Teemu Selanne’s two-goal, five-point game got the Jets a 6-5 win over the Oilers in the alumni game leading up to the Heritage Classic.

WINNIPEG – It was a day to dig deep in the closet and dust off a sweater that had grown small over the years.

Hawerchuk. Tkachuk. Kyte. Essensa. Selanne.

You could even spot some snug Gretzkys and Kurris and Messiers during the walk up to Investors Group Field on a perfect Saturday afternoon for hockey. It was unseasonably warm at 11 degrees Celsius when the puck was dropped, and not too sunny, as a group of former Winnipeg Jets and Edmonton Oilers took us on a trip through memory lane.

“There was nothing negative at all about the day,” Wayne Gretzky said afterwards.

In this case, that even included the ending.

Teemu Selanne lifted the Jets to a 6-5 victory by beating Curtis Joseph on a penalty shot with just seconds remaining. That made it a five-point game for the Finnish Flash, who received the loudest cheers one day after he received the key to Winnipeg.

“The game ended the way it should end: With the best player on the ice on the home team scoring a goal,” said Gretzky.

“It was really special,” said Selanne. “And I knew [I was] going to score, too, so it’s a good feeling.”

 

The result was really besides the point, of course.

This was basically a celebration; of the sport, and of some of the men who created memories here that have lasted decades. It was quite something to see all of the old sweaters mixed in among the trendier Laines and McDavids in the stands.

The players could hardly believe the scene when they walked out to the field where the Winnipeg Blue Bombers usually play.
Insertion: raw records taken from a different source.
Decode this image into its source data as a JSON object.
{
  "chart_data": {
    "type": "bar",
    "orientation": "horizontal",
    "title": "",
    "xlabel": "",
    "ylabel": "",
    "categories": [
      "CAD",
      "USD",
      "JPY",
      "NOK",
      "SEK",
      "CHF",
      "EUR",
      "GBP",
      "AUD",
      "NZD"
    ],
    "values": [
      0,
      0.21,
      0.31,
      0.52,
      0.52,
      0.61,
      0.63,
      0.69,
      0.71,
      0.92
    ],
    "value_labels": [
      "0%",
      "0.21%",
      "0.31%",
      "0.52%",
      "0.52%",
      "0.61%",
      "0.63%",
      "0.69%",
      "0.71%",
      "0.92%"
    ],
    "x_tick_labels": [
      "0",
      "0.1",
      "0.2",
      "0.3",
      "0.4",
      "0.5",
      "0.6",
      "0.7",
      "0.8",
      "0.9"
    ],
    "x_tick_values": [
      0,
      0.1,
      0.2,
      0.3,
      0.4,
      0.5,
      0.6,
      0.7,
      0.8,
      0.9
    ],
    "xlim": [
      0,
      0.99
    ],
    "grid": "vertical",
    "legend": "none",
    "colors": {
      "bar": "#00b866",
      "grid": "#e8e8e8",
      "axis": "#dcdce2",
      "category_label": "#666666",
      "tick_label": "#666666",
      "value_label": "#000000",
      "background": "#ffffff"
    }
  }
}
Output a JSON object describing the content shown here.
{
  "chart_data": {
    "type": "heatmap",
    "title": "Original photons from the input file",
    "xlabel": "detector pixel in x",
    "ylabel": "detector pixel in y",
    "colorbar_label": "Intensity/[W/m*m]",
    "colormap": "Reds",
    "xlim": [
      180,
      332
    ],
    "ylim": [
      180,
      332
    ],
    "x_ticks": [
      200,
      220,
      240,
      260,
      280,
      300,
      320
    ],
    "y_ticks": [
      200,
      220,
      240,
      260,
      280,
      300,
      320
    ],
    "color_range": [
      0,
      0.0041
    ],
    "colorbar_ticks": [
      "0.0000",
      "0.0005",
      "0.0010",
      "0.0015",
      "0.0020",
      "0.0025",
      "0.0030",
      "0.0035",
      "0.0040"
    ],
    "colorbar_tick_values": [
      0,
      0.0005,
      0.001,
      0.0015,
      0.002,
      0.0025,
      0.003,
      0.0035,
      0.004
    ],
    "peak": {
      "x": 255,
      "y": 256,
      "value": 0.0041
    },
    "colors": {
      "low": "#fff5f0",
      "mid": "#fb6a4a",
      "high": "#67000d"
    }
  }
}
They were greeted by a near-full house and loud chants of “Let’s go Jets!”

The line of Selanne, Dale Hawerchuk and Kris King did most of the damage for Winnipeg.

Oilers forward Mark Messier, now 55, looked like he might have found the fountain of youth.

As for Gretzky? Well, the NHL’s all-time leading scorer hardly plays anymore and delivered on his pre-game promise of no heroics.

“I stink,” said Gretzky. “I’m really bad. At least I forewarned people. Mark went down and he snapped that first goal, and then he went down and snapped the second one and I was like ‘Oh my god he can still play.’

“Nobody’s thinking that about Wayne Gretzky.”

He still had a couple moments. There was a no-look pass to Paul Coffey in the first period that offered a reminder that his hockey sense hasn’t disappeared over the years.

“It was a beautiful pass, it was a glimpse of 1982,” said Coffey.

“Did you see me there or was that one of those eyes in the back of your head passes?” Coffey then asked Gretzky, while sitting at a podium in front of reporters.

“I saw you in the glass,” Gretzky replied.

How cool is that?

The level of competition went up as the final buzzer neared. Oilers winger Craig Simpson – now the lead analyst on Hockey Night in Canada – tripped Selanne in the offensive zone to set up the game-winning penalty shot.

Asked how he thought broadcast partner Jim Hughson might have described the play for TV viewers, he replied: “I hope he was calling it the way he saw it.”

“That’s a bad hockey play, for sure, because I would have called it the same way,” said Simpson. “It’s another example of what fatigue does to your brain in those times.”

The entire spectacle was a reminder of days gone by, complete with a picture of Queen Elizabeth II on the scoreboard that looked like the one that used to hang in Winnipeg Arena.

 

Back in the ‘80s, the Oilers almost always got the best of these matchups. They beat the Jets in the playoffs on the way to winning each of their five Stanley Cups – memories that remain among the players to this day.

“They’re walking around with Stanley Cup rings, right?” said Winnipeg defenceman Jim Kyte. “You play to win, you play to win a Stanley Cup and I’m very envious whenever I go to an alumni event and I see the guys wearing a ring.

“Yeah, I guess we have bragging rights for a little while (after winning today) but certainly what really counted is what happened 20 years ago.”

This? This was just some good old fun.

The players were beaming in the dressing room as they sat in their stalls afterwards, drinking beer and going over the game.

“It was a long way from my first shift in the old Winnipeg Arena as a 17-year-old playing for the Indianapolis Racers and coming here I don’t know how many years later and seeing where hockey’s come,” said Messier. “To be able to fill an arena like this for players that are long past their prime, it’s just a testament to the people.”

Winnipeg is the NHL’s smallest market, but also its most proud.

Before the franchise was reborn in 2011 there were concerns about selling enough tickets. Here we had more than 31,000 fans – almost all of them in sweaters – making a football stadium shake.

It was quite a scene, and quite a day.